Economistas defendem menos juros para blindar o país contra a ação dos especuladores externos

O economista Luiz Gonzaga Belluzzo disse em entrevista à agência Carta Maior que a atual crise financeira mundial, originada na pirâmide de papéis podres do setor imobiliário dos EUA, é uma continuidade das crises do sistema capitalista que se reproduzem desde o século XIX. “O que me preocupa não são os cadáveres que estão boiando, mas sim os que ainda vão surgir”, declarou.

Belluzzo lembrou as principais crises que assolaram o sistema. O crash da Bolsa de Nova Iorque em 1929; a de Londres, em 1974; a depressão japonesa a partir de 1987; o ataque à libra em 1992-1993; México, 1994-1995; Ásia, em 1998; Brasil, 1998-1999; Rússia, 1998; e Argentina, 2002.

Na avaliação do professor do Instituto de Economia da Unicamp, o país está mais protegido do que em crises anteriores, mas as reservas cambiais e a situação fiscal não garantem que a atual crise do sistema não tenham impactos negativos sobre a economia brasileira. “É uma situação diferente da que ocorreu entre 1998 e 1999, mas o país não está blindado.

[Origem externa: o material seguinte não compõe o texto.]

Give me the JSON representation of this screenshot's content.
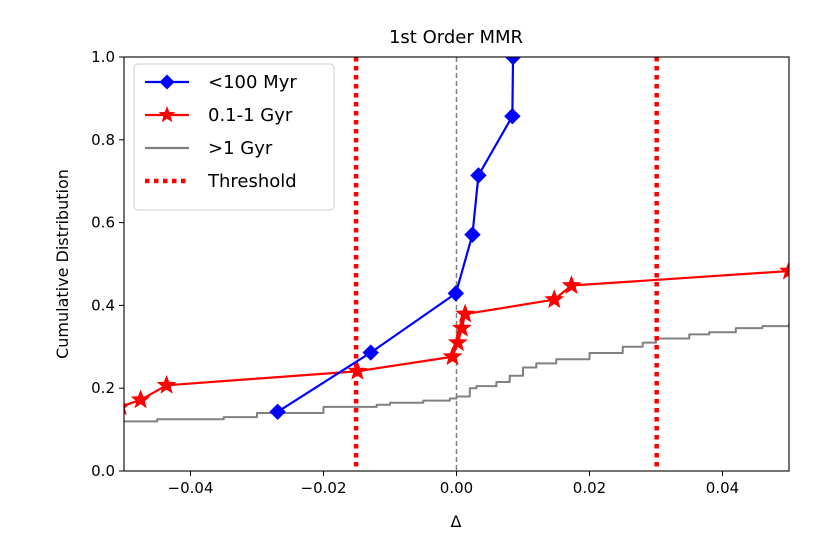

Se reagir com rapidez, o Brasil pode até sair-se bem, mas se vier um quadro de recessão e a atual política monetária for mantida, o país irá cometer harakiri”. “Se a recessão vier, será preciso mudar a atual política monetária, baixando juros e fazendo controle de capitais”, destacou.

Na série de entrevistas de Carta Maior sobre o tema, o economista Edgard Pereira, do Instituto de Estudos para o Desenvolvimento Industrial (Iedi), afirmou que “essa crise aponta para o coração do movimento especulativo recente”. Sobre os impactos no plano interno, ele disse que “se o Banco Central ficar receoso e conservador, temendo impactos na crise, em especial um aumento da pressão inflacionária, e interrompendo a queda de juros, a sinalização será ruim para os investidores no Brasil”.

Para o economista, “a taxa de crescimento da economia brasileira está transitando da casa dos 3% para a dos 5% e sendo acompanhada por um crescimento dos investimento”. “Em certa medida, é um quadro semelhante ao que vivemos em 2004, quando o crescimento da economia também se aproximava dos 5% e o Banco Central puxou a taxa de juros para cima. Se o BC mantiver a redução dos juros, poderemos seguir na trajetória do crescimento, mais centrada no consumo interno”.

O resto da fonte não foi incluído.